The Stuart Hall Project del britannico John Akomfrah è il ritratto biografico e intellettuale di uno dei pensatori di spicco della New Left inglese. Nato nel 1932 ai Caraibi (la sua era una famiglia della middle-class giamaicana con discendenze indiane e africane), Stuart Hall è conosciuto anche per essere stato tra i fondatori dei moderni Cultural Studies e in Inghilterra è famoso per avere tenuto alla radio e in tv seguitissimi programmi di divulgazione e approfondimento.
Con il suo pensiero multidisciplinare e innovativo ha interpretato i principali rivolgimenti politici e sociali dell'ultimo mezzo secolo, dalla crisi di Suez all'invasione sovietica dell'Ungheria del 1956, dal '68 al femminismo, dal problema della decolonizzazione alla questione razziale sempre riemergente. Ogni volta insomma che la società ha compiuto un passo avanti, in mezzo a contraddizioni e abbagli ideologici, Stuart Hall, insieme a tanti altri, sulle colonne delle riviste che contavano e che bisognava leggere (una per tutte la New Left Review), ha insegnato a un'intera generazione di giovani militanti quali erano le domande da porsi.
Akomfrah scandisce il suo racconto con le note jazz di Miles Davis (Hall racconta di esserne rimasto folgorato a diciannove anni), le affianca a una quantità impressionante (forse troppa?) di materiale di repertorio in bianco e nero, rinuncia a testimonianze e punti di vista alternativi rispetto a quello del diretto interessato.
Impaginazione elegante e tecnicamente impeccabile, ma il risultato è un flusso un po' insistito di musica in sottofondo intrecciata a considerazioni sull'universo-mondo espresse da Stuart Hall in trasmissioni tv, interventi pubblici, lezioni: lo spettatore (soprattutto non inglese) ha modo di conoscere e ammirare il carisma di un intellettuale così complesso e poliedrico (discepolo del "nostro" Gramsci) ma il peso dei contenuti rischia di essere soverchiante rispetto a tutto il resto. Forse occorreva un approccio meno enciclopedico.
Claude Lanzmann con il suo Le dernier des injustes (presentato al festival di Cannes, ancora inedito in Italia) ci riporta invece dentro gli orrori della Shoah. Siamo nel 1975: su una terrazza romana - sullo sfondo i tetti rossi della capitale e l'Altare della Patria - un uomo siede su una poltrona e si prepara a un'intervista. E' Benjamin Murmelstein, l'unico membro del Consiglio degli Anziani del ghetto di Terezin a essere sopravvissuto allo sterminio.
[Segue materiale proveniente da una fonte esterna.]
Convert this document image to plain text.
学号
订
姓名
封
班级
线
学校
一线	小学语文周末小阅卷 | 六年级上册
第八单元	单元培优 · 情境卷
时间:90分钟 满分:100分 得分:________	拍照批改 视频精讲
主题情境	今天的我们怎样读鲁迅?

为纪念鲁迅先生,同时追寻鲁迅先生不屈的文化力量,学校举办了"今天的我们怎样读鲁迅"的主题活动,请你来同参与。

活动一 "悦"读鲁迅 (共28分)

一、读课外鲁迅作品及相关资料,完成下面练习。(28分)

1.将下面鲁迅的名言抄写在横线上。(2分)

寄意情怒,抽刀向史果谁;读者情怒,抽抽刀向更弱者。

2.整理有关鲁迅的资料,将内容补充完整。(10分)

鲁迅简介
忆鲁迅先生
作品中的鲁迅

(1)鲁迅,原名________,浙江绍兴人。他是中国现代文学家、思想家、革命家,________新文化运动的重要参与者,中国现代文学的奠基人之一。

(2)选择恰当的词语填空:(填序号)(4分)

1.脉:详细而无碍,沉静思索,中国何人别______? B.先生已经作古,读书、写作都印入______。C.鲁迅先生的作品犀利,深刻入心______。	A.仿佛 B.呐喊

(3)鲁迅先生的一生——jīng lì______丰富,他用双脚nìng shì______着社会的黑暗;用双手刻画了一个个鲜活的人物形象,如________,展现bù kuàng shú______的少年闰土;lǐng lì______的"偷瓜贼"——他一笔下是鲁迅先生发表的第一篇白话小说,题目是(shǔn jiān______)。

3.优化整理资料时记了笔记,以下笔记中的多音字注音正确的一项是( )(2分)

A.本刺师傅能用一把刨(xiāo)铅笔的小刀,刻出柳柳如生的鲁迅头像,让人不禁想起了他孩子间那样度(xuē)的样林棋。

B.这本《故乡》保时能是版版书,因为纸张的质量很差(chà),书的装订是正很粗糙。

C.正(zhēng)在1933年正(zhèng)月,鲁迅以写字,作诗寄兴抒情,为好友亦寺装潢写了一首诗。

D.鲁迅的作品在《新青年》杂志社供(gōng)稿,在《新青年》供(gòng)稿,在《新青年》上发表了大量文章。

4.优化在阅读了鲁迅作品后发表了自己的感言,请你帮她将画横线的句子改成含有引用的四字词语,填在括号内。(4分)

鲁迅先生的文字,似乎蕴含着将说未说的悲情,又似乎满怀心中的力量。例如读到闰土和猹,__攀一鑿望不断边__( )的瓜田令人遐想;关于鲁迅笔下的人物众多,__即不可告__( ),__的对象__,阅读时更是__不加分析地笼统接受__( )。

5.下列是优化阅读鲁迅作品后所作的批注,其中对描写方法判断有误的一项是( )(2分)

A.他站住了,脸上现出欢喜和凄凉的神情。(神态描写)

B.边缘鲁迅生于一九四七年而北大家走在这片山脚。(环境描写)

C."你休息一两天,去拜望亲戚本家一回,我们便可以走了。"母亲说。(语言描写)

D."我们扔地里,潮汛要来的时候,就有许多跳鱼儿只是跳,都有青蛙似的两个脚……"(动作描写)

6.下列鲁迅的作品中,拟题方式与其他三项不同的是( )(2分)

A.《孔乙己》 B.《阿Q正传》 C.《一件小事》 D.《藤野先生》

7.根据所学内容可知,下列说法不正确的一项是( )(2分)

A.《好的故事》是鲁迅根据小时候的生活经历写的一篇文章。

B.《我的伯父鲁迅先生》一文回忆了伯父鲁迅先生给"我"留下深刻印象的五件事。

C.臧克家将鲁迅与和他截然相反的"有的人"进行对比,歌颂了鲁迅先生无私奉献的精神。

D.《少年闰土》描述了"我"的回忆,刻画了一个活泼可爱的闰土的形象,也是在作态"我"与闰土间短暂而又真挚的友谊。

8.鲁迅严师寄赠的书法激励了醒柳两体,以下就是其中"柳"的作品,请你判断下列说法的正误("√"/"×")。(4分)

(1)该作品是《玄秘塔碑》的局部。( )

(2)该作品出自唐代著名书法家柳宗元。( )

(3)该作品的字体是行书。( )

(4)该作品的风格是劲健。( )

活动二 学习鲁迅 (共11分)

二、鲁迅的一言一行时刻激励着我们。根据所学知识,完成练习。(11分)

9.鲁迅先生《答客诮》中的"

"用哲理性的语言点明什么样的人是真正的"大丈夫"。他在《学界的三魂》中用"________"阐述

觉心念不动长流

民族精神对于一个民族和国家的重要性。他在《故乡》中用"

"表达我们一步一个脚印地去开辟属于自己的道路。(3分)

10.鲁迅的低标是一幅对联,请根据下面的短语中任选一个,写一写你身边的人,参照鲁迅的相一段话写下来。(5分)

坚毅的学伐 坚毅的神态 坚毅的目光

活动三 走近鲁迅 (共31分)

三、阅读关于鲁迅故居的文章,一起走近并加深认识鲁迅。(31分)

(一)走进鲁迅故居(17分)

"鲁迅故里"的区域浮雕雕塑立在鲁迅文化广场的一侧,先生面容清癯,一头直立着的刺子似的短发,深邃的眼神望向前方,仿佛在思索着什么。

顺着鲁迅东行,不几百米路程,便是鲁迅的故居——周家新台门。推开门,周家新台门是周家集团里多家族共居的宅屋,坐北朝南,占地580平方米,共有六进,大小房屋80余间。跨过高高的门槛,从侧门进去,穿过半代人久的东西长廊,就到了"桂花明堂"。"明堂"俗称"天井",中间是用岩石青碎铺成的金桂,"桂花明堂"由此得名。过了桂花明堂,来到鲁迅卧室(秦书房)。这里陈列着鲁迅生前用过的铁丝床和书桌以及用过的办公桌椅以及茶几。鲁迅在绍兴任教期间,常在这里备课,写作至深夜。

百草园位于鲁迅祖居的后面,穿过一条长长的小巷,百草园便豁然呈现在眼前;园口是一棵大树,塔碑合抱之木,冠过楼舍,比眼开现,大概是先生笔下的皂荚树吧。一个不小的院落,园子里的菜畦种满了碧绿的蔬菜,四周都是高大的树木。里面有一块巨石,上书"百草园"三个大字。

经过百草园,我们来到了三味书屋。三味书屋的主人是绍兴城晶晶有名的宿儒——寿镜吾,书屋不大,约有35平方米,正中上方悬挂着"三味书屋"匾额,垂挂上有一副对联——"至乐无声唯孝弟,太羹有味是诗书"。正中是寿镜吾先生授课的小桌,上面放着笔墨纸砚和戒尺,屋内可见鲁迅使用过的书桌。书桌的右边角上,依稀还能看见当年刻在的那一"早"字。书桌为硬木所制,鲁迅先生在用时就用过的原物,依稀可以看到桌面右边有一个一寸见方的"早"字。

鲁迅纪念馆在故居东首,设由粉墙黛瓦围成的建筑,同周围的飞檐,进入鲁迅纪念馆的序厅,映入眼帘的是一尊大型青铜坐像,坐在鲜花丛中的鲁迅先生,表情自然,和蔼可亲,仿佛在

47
Theresienstadt (in cèco Terezin) è passato alla storia come il ghetto "modello" del Terzo Reich, la cittadina che Hitler aveva deciso di "donare" agli ebrei. Ovviamente si trattava di una bugia. Terezin doveva servire soltanto a scopi propagandistici, a illudere il mondo. Anche lì avvennero orrori e furono organizzate deportazioni.
Murmelstein non ha mai fatto ritorno in Israele: sull'enciclopedia giudaica è scritto che abusò del suo potere. Riferendosi a lui, Gerschom Scholem ha detto che gli stessi ebrei avrebbero dovuto impiccarlo. Tuttavia, non esistono prove inconfutabili della sua collaborazione con i nazisti.
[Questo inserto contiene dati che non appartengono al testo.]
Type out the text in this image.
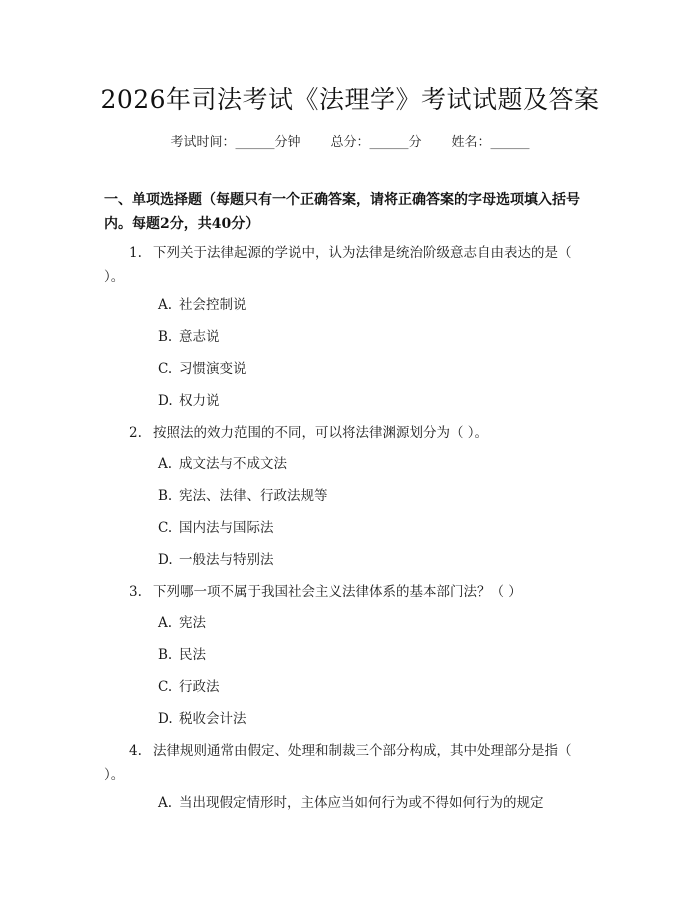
2026年司法考试《法理学》考试试题及答案
考试时间：______分钟 总分：______分 姓名：______

一、单项选择题（每题只有一个正确答案，请将正确答案的字母选项填入括号内。每题2分，共40分）

1. 下列关于法律起源的学说中，认为法律是统治阶级意志自由表达的是（ ）。
A. 社会控制说
B. 意志说
C. 习惯演变说
D. 权力说
2. 按照法的效力范围的不同，可以将法律渊源划分为（ ）。
A. 成文法与不成文法
B. 宪法、法律、行政法规等
C. 国内法与国际法
D. 一般法与特别法
3. 下列哪一项不属于我国社会主义法律体系的基本部门法？（ ）
A. 宪法
B. 民法
C. 行政法
D. 税收会计法
4. 法律规则通常由假定、处理和制裁三个部分构成，其中处理部分是指（ ）。
A. 当出现假定情形时，主体应当如何行为或不得如何行为的规定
Il filmato di quell'intervista del 1975 Lanzmann non lo ha mai mostrato a nessuno. Doveva far parte del progetto "Shoah" (il capolavoro in nove ore poi realizzato nel 1985) ma il materiale gli apparve così unico e irripetibile che si ripromise di occuparsene più avanti nel tempo.
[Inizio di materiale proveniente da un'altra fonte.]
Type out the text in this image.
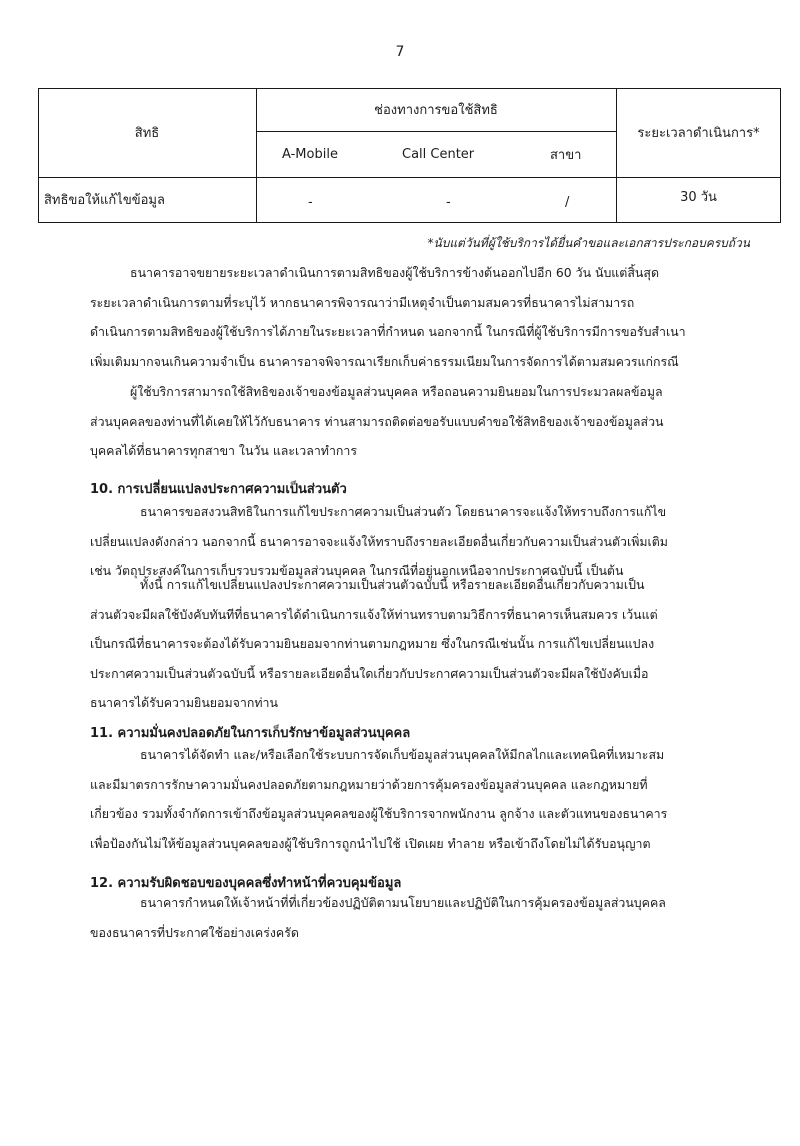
7
สิทธิ
ช่องทางการขอใช้สิทธิ
A-Mobile	Call Center	สาขา
ระยะเวลาดำเนินการ*
สิทธิขอให้แก้ไขข้อมูล	-	-	/	30 วัน
*นับแต่วันที่ผู้ใช้บริการได้ยื่นคำขอและเอกสารประกอบครบถ้วน
ธนาคารอาจขยายระยะเวลาดำเนินการตามสิทธิของผู้ใช้บริการข้างต้นออกไปอีก 60 วัน นับแต่สิ้นสุด
ระยะเวลาดำเนินการตามที่ระบุไว้ หากธนาคารพิจารณาว่ามีเหตุจำเป็นตามสมควรที่ธนาคารไม่สามารถ
ดำเนินการตามสิทธิของผู้ใช้บริการได้ภายในระยะเวลาที่กำหนด นอกจากนี้ ในกรณีที่ผู้ใช้บริการมีการขอรับสำเนา
เพิ่มเติมมากจนเกินความจำเป็น ธนาคารอาจพิจารณาเรียกเก็บค่าธรรมเนียมในการจัดการได้ตามสมควรแก่กรณี
ผู้ใช้บริการสามารถใช้สิทธิของเจ้าของข้อมูลส่วนบุคคล หรือถอนความยินยอมในการประมวลผลข้อมูล
ส่วนบุคคลของท่านที่ได้เคยให้ไว้กับธนาคาร ท่านสามารถติดต่อขอรับแบบคำขอใช้สิทธิของเจ้าของข้อมูลส่วน
บุคคลได้ที่ธนาคารทุกสาขา ในวัน และเวลาทำการ
10. การเปลี่ยนแปลงประกาศความเป็นส่วนตัว
ธนาคารขอสงวนสิทธิในการแก้ไขประกาศความเป็นส่วนตัว โดยธนาคารจะแจ้งให้ทราบถึงการแก้ไข
เปลี่ยนแปลงดังกล่าว นอกจากนี้ ธนาคารอาจจะแจ้งให้ทราบถึงรายละเอียดอื่นเกี่ยวกับความเป็นส่วนตัวเพิ่มเติม
เช่น วัตถุประสงค์ในการเก็บรวบรวมข้อมูลส่วนบุคคล ในกรณีที่อยู่นอกเหนือจากประกาศฉบับนี้ เป็นต้น
ทั้งนี้ การแก้ไขเปลี่ยนแปลงประกาศความเป็นส่วนตัวฉบับนี้ หรือรายละเอียดอื่นเกี่ยวกับความเป็น
ส่วนตัวจะมีผลใช้บังคับทันทีที่ธนาคารได้ดำเนินการแจ้งให้ท่านทราบตามวิธีการที่ธนาคารเห็นสมควร เว้นแต่
เป็นกรณีที่ธนาคารจะต้องได้รับความยินยอมจากท่านตามกฎหมาย ซึ่งในกรณีเช่นนั้น การแก้ไขเปลี่ยนแปลง
ประกาศความเป็นส่วนตัวฉบับนี้ หรือรายละเอียดอื่นใดเกี่ยวกับประกาศความเป็นส่วนตัวจะมีผลใช้บังคับเมื่อ
ธนาคารได้รับความยินยอมจากท่าน
11. ความมั่นคงปลอดภัยในการเก็บรักษาข้อมูลส่วนบุคคล
ธนาคารได้จัดทำ และ/หรือเลือกใช้ระบบการจัดเก็บข้อมูลส่วนบุคคลให้มีกลไกและเทคนิคที่เหมาะสม
และมีมาตรการรักษาความมั่นคงปลอดภัยตามกฎหมายว่าด้วยการคุ้มครองข้อมูลส่วนบุคคล และกฎหมายที่
เกี่ยวข้อง รวมทั้งจำกัดการเข้าถึงข้อมูลส่วนบุคคลของผู้ใช้บริการจากพนักงาน ลูกจ้าง และตัวแทนของธนาคาร
เพื่อป้องกันไม่ให้ข้อมูลส่วนบุคคลของผู้ใช้บริการถูกนำไปใช้ เปิดเผย ทำลาย หรือเข้าถึงโดยไม่ได้รับอนุญาต
12. ความรับผิดชอบของบุคคลซึ่งทำหน้าที่ควบคุมข้อมูล
ธนาคารกำหนดให้เจ้าหน้าที่ที่เกี่ยวข้องปฏิบัติตามนโยบายและปฏิบัติในการคุ้มครองข้อมูลส่วนบุคคล
ของธนาคารที่ประกาศใช้อย่างเคร่งครัด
Lo ha ripreso in mano nel 2012, inserendolo in questo spiazzante documentario di quasi quattro ore. Lanzmann torna nei luoghi citati da Murmelstein, visita la sinagoga e il cimitero ebraico di Praga, inquadra resti di caserme, stazioni ferroviarie dove un tempo giungevano i convogli degli ebrei, ma soprattutto chiede a Murmelstein come facesse non a sapere di Auschwitz e delle camere a gas.
Una risposta chiara non c'è. Forse anche lui è rimasto vittima dell'organizzazione burocratica e ossessiva messa in campo dal nazismo allo scopo di rendere "efficiente" la pratica dell'uccisione sommaria. Un burattino non sappiamo quanto inerme. Certo, a differenza di altri che non ricoprivano il suo ruolo, ha potuto vestire i panni del "pragmatico Sancho Panza e anziché lottare contro i mulini a vento, ha tirato le fila di se stesso".
Sorretto da un'estetica rigorosa e disciplinata Le dernier des injustes non pronuncia assoluzioni o condanne: preferisce collocarsi in quel territorio instabile dove il tentativo di spiegare l'ombra nera del genocidio si tramuta in prezioso documento storico e lucida sfida intellettuale.